Creating a good work area is the most important factor to increase productivity. In this article, we will set up a working environment with the most suitable and mostly free apps for ourselves.
What Is Working Environment?
Working environments are virtual workspace where we create algorithms where we develop programs and manage datasets.
Creating a good workspace makes the tasks you perform easier and saves time. In this article, we’ll look at exactly how we can create a good work environment.
Some programs are paid, so if the recommended application is paid, we will note it, and you can find the price in the information box below.
Select Code Editor For Data Science
Code editors are diverse, there are currently 100s of code editors on the market. The code editors on this list were chosen not because they are popular, but because they are comfortable and convenient to use.
I have been using visual studio code for about 3 years, now I will share my experiences with you. Visual studio code may look like an ordinary text editor when it first comes, but since it is open-source, you can easily install plugins and create an IDE for yourself.
Its best features are open source so it can be developed endlessly, there are many plugins available for languages such as python, R. There are many plugins available for viewing datasets.
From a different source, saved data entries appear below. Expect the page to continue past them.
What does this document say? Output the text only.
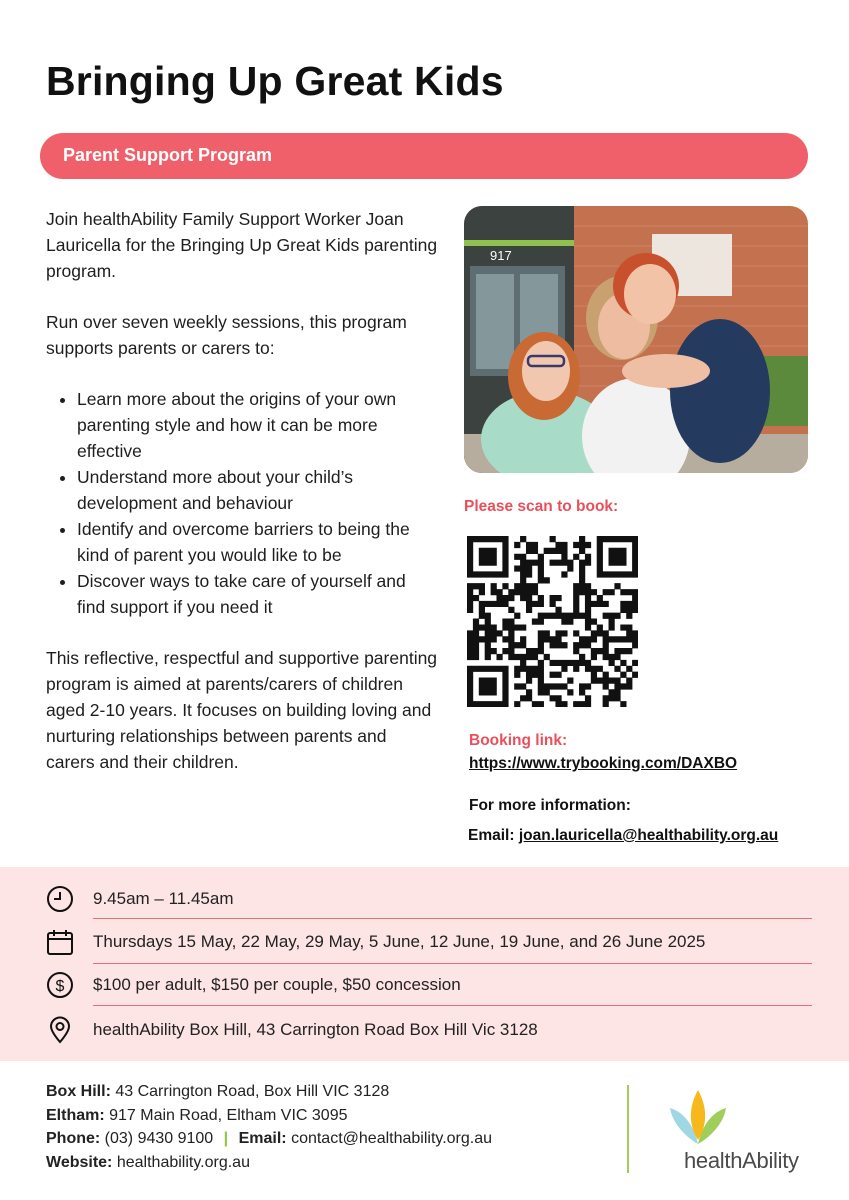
Bringing Up Great Kids
Parent Support Program

Join healthAbility Family Support Worker Joan Lauricella for the Bringing Up Great Kids parenting program.

Run over seven weekly sessions, this program supports parents or carers to:

• Learn more about the origins of your own parenting style and how it can be more effective
• Understand more about your child’s development and behaviour
• Identify and overcome barriers to being the kind of parent you would like to be
• Discover ways to take care of yourself and find support if you need it

This reflective, respectful and supportive parenting program is aimed at parents/carers of children aged 2-10 years. It focuses on building loving and nurturing relationships between parents and carers and their children.

917
Please scan to book:
Booking link:
https://www.trybooking.com/DAXBO
For more information:
Email: joan.lauricella@healthability.org.au
9.45am – 11.45am
Thursdays 15 May, 22 May, 29 May, 5 June, 12 June, 19 June, and 26 June 2025
$ $100 per adult, $150 per couple, $50 concession
healthAbility Box Hill, 43 Carrington Road Box Hill Vic 3128
Box Hill: 43 Carrington Road, Box Hill VIC 3128
Eltham: 917 Main Road, Eltham VIC 3095
Phone: (03) 9430 9100 | Email: contact@healthability.org.au
Website: healthability.org.au	healthAbility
Vim is more difficult and more complex than other code editors. I wouldn’t recommend using it if you are a new user. However, once you get used to it, is very useful for editing code.
You can set up vim through My Master Designer and customize your Vim with plugins. Click here to access the article.
It is more compatible with Github than other code editors. You can work with Visual Studio Code and VIM plug-ins on Github, but Atom is very useful to work with GitHub.
The plugin pool is large, you can use it to write code with Python. However, there is an important minus that vim and visual studio code plugins are more advanced than Atom plugins.
DataGrip is an application that should be on the list, even if it is not a code editor. It helps programmers working with SQL a lot. If you are working with big data, it will be very useful to use DataGrip.
If you are a data scientist, you don’t just write code, we need office programs to present your project, to present data.
It will always be beneficial for you to have Word, Excel, Access, Powerpoint in your toolbox. These programs also have a free app, but we recommend Windows Office.
Anaconda offers very useful tools for a stand-alone data scientist, the foremost being Jupyter Notebook.
Providing free and high-quality tools, Anaconda provides great advantages to your computer. It is also very useful for managing your projects and building libraries.
Don’t you be tempted to publish your projects as open-source? Github still works, Github it’s the easiest way to check your codes.
You should use Github to fix the fatal mistakes you make, and if you are developing code with a group, it is great for controlling each other’s changes.